With Herzog, Bellow produced what many consider his finest novel. Moses Herzog, the sensitive intellectual and student of Romanticism who writes letters to the world at large in an effort to keep his sanity and to understand his place as a moral sufferer in a world devoid of compassion, is a composite of all the heroes in Bellow’s fiction. He is a man with a conscience and a deep sense of his dignity, who is in conflict with a society that has become indifferent to human needs. The central dilemma for Herzog, as for all Bellow’s heroes, is how to maintain self-respect and a system of values in the midst of the self-effacement imposed by the social structure of postwar America. Bellow here assumes a traditional position as a novelist. He is more concerned with the basic, unchanging values of humankind than with the psychic disorders peculiar to the modern individual who is reflected in much twentieth-century fiction. As a novelist, Bellow looked back on such “moralistic” classics of world literature as the works of Fyodor Dostoevski rather than toward the aesthetically experimental psychological novels of his own time.

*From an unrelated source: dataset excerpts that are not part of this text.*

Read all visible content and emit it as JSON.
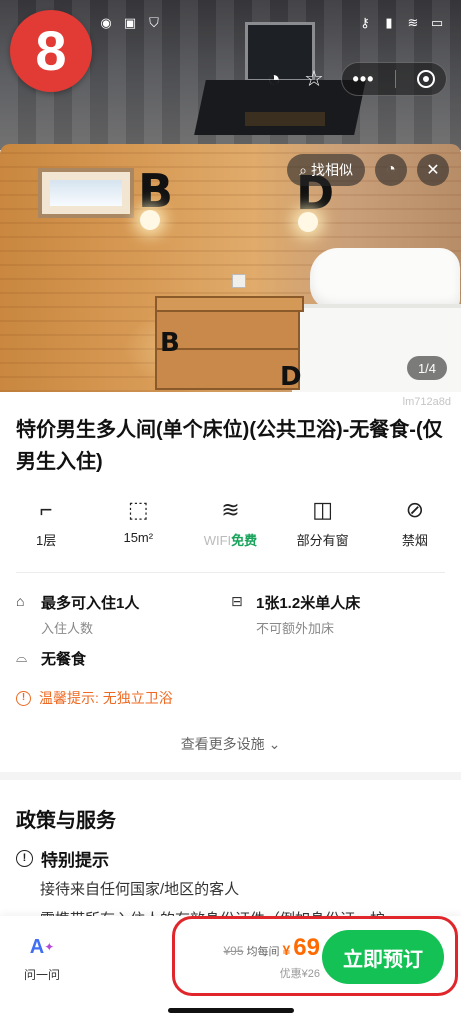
{
  "step_badge": "8",
  "status_bar": {
    "left_icons": [
      "line-icon",
      "message-icon",
      "shield-icon"
    ],
    "right_icons": [
      "key-icon",
      "signal-icon",
      "wifi-icon",
      "battery-icon"
    ]
  },
  "top_actions": {
    "icons": [
      "history-icon",
      "star-icon",
      "more-icon",
      "target-icon"
    ]
  },
  "photo": {
    "find_similar": "找相似",
    "page_indicator": "1/4",
    "watermark": "lm712a8d"
  },
  "room": {
    "title": "特价男生多人间(单个床位)(公共卫浴)-无餐食-(仅男生入住)"
  },
  "amenities": [
    {
      "icon": "stairs-icon",
      "label": "1层"
    },
    {
      "icon": "area-icon",
      "label": "15m²"
    },
    {
      "icon": "wifi-icon",
      "label_gray": "WIFI",
      "label_green": "免费"
    },
    {
      "icon": "window-icon",
      "label": "部分有窗"
    },
    {
      "icon": "no-smoking-icon",
      "label": "禁烟"
    }
  ],
  "info": {
    "occupancy_main": "最多可入住1人",
    "occupancy_sub": "入住人数",
    "bed_main": "1张1.2米单人床",
    "bed_sub": "不可额外加床",
    "meal": "无餐食",
    "tip": "温馨提示: 无独立卫浴",
    "more_facilities": "查看更多设施"
  },
  "policy": {
    "title": "政策与服务",
    "special_title": "特别提示",
    "line1": "接待来自任何国家/地区的客人",
    "line2": "需携带所有入住人的有效身份证件（例如身份证、护"
  },
  "bottom": {
    "ask_label": "问一问",
    "original_price": "¥95",
    "per_night": "均每间",
    "currency": "¥",
    "price": "69",
    "discount": "优惠¥26",
    "book_label": "立即预订"
  },
  "colors": {
    "accent_red": "#e23a34",
    "price_orange": "#ff6a00",
    "book_green": "#14c154",
    "tip_orange": "#ee6a22",
    "wifi_green": "#19a35b"
  }
}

After the appearance of Herzog, Bellow’s reputation continued to grow as he published novels, essays, and short stories at regular intervals. His work attracted both attention and controversy. Mr. Sammler’s Planet, Humboldt’s Gift, The Dean’s December, and More Die of Heartbreak dealt in part with sensitive political and social issues and offended some critics. Ravelstein was a roman à clef about the dying of his friend Allan Bloom, the controversial author of the best seller The Closing of the American Mind (1987). Yet for all his interest in social and political problems, Bellow must be seen as essentially a spiritual and philosophical writer whose primary preoccupation throughout his career was the exploration of the souls of human beings in crisis. Bellow was a writer who consistently grew with each new work. His place in American letters as a major novelist is assured.
After suffering from an illness, Bellow died at his home in Brookline, Massachusetts, on April 5, 2005, at the age of eighty-nine.